Bruno de Florence will be giving a free talk at the Institute of Musical Research in London on 10th March, entitled ‘Ignorance is a Passion’, as part of the Iconea seminar series. Full details can be found here.

Registration is now open for Lacanian Compass’s Clinical Study Days coming up in New York City on 18th-20th March. With the theme ‘Must do it!’ the event will look at new forms of demand in subjective experience and features talks by Marie-Hélène Brousse and Pierre-Gilles Guéguen.

Also in New York City, Paola Mieli and Erik Porge will be presenting talks on ‘Sexuality and the Social Link’ and ‘Sublimation’ respectively as part of Après-Coup Psychoanalytic Association’s programme of talks for February. The Association’s Facebook page has more information and links to sign up.

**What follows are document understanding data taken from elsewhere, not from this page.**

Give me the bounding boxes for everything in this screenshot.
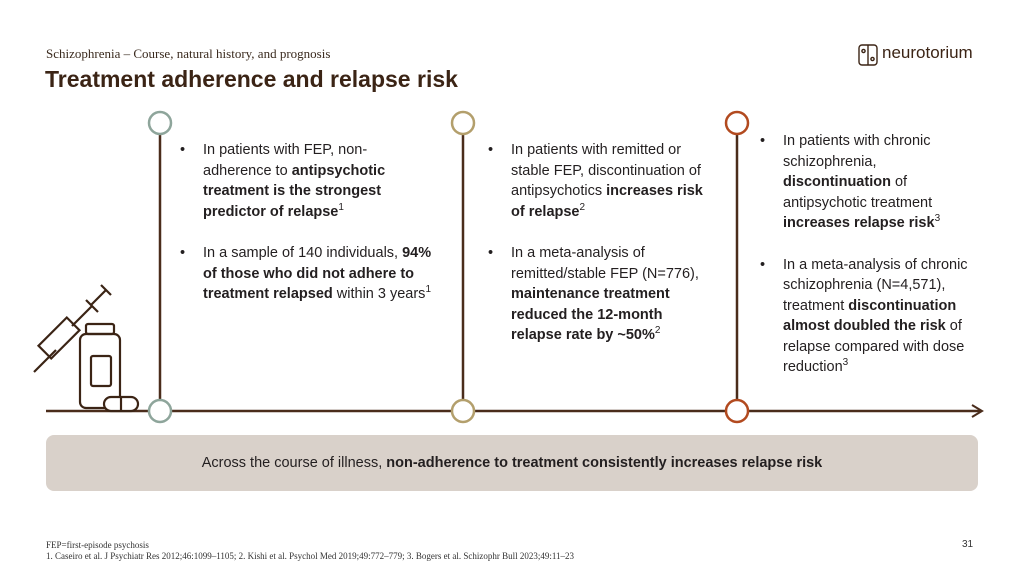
text-run: Across the course of illness, xyxy=(201,455,387,471)
bullet: In patients with chronic schizophrenia, … xyxy=(760,131,982,234)
text-run: maintenance treatment reduced the 12-mon… xyxy=(511,286,670,343)
bullet: In a meta-analysis of remitted/stable FE… xyxy=(488,243,716,346)
timeline-nodes xyxy=(147,110,750,424)
summary-banner: Across the course of illness, non-adhere… xyxy=(46,435,978,491)
abbreviation: FEP=first-episode psychosis xyxy=(46,540,149,550)
bullet: In a meta-analysis of chronic schizophre… xyxy=(760,255,982,378)
text-run: discontinuation almost doubled the risk xyxy=(783,297,957,335)
text-run: In patients with FEP, non-adherence to xyxy=(203,142,368,179)
citation: 3 xyxy=(842,357,849,369)
text-run: In a meta-analysis of chronic schizophre… xyxy=(783,256,968,314)
text-run: increases risk of relapse xyxy=(511,183,703,220)
text-run: antipsychotic treatment is the strongest… xyxy=(203,162,386,220)
references: 1. Caseiro et al. J Psychiatr Res 2012;4… xyxy=(46,551,575,561)
text-run: non-adherence to treatment consistently … xyxy=(386,455,823,471)
logo: neurotorium xyxy=(882,43,973,62)
text-run: 94% of those who did not adhere to treat… xyxy=(203,245,432,302)
column-3: In patients with chronic schizophrenia, … xyxy=(760,131,982,399)
citation: 1 xyxy=(425,284,431,296)
medication-icon xyxy=(33,284,140,413)
logo-icon xyxy=(858,44,878,66)
text-run: In a sample of 140 individuals, xyxy=(203,245,403,261)
banner-text: Across the course of illness, non-adhere… xyxy=(202,455,823,471)
text-run: discontinuation xyxy=(783,174,891,190)
citation: 2 xyxy=(579,201,586,213)
column-1: In patients with FEP, non-adherence to a… xyxy=(180,140,435,326)
text-run: of relapse compared with dose reduction xyxy=(783,318,965,375)
subtitle: Schizophrenia – Course, natural history,… xyxy=(46,46,331,61)
timeline xyxy=(46,135,984,418)
citation: 2 xyxy=(654,325,661,337)
title: Treatment adherence and relapse risk xyxy=(45,66,458,92)
text-run: In patients with remitted or stable FEP,… xyxy=(511,142,701,199)
citation: 3 xyxy=(934,213,941,225)
bullet: In patients with remitted or stable FEP,… xyxy=(488,140,716,222)
citation: 1 xyxy=(338,201,344,213)
bullet: In a sample of 140 individuals, 94% of t… xyxy=(180,243,435,305)
page-number: 31 xyxy=(962,539,974,550)
column-2: In patients with remitted or stable FEP,… xyxy=(488,140,716,367)
text-run: of antipsychotic treatment xyxy=(783,174,933,211)
bullet: In patients with FEP, non-adherence to a… xyxy=(180,140,435,222)
text-run: In a meta-analysis of remitted/stable FE… xyxy=(511,245,699,282)
text-run: In patients with chronic schizophrenia, xyxy=(783,133,931,170)
text-run: within 3 years xyxy=(332,286,426,302)
text-run: increases relapse risk xyxy=(783,215,935,231)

Finally, for French speakers, the transcript of prominent Lacanian Eric Laurent’s commentary on the attacks in Paris and the controversy around events in Cologne on New Year’s Eve should be of interest. The article – an edited version of Laurent’s remarks at a conference in Brest earlier in January – appeared on the École de la Cause freudienne’s blog last month. Titled De la folie de la horde aux triomphes des religions [From the madness of the horde to the triumph of religions], in the wide-ranging piece Laurent engages with Slavoj Zizek’s controversial article for the New Statesman earlier in January on the response to the Cologne assaults.